Margaret Marcuson: Drawing pictures for Advent--even though I’m not an artist

Last year I began Advent by making a quick drawing on a 4x6 card of Fra Angelico’s Annunciation. It’s reproduced in one of my favorite Advent books, The Mystery of Holy Night, a collection of Advent and Christmas writings by Dietrich Bonhoeffer. The book includes several Advent and Christmas-related images, and I spend the weeks of from Advent 1 through Epiphany drawing them all.

Paying attention is an essential part of spiritual leadership. Drawing is one way to learn to pay attention. I’ve looked at reproductions of the Fra Angelico painting many times. I saw it in Florence decades ago. But I saw it differently when I took the time to draw it. I saw the space in the painting. I saw the expression on the face of the angel and on Mary’s face. I saw the wings on the angel. They have stripes of color!

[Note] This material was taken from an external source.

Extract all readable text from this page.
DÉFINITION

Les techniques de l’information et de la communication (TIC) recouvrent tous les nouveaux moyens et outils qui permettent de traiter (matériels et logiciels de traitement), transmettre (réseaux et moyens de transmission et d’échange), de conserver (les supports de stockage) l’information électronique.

Artist Austin Kleon quotes cartoonist Chris Ware saying that we’re all going around in a “cloud of remembrance and anxiety.” According to Ware, the act of drawing helps us live in the moment and concentrate on what’s really in front of us. (See Kleon’s book, Keep Going, p. 108).

My drawing wasn’t very good, and I didn’t spend much time at it. Yet it still changed my perspective on the painting.

I often help church leaders think through and physically, draw out the relationship triangles they are part of in their ministry. It helps them step back from the “cloud of remembrance and anxiety.” They can stay in the moment and think through what’s going on, what are their choices and what is their responsibility right now.

This year, with its multiple levels of intensity, could be good time to step back and draw something. Whatever is going on in your church and community through these weeks of virtual Advent services, political turmoil and pandemic uncertainty, put a pencil to paper.

Take a minute, and breathe. Think it through. Write something down. Draw a triangle or two and look at the relationships you are in. Breathe. Think again. Then pray for everyone on the piece of paper, including yourself.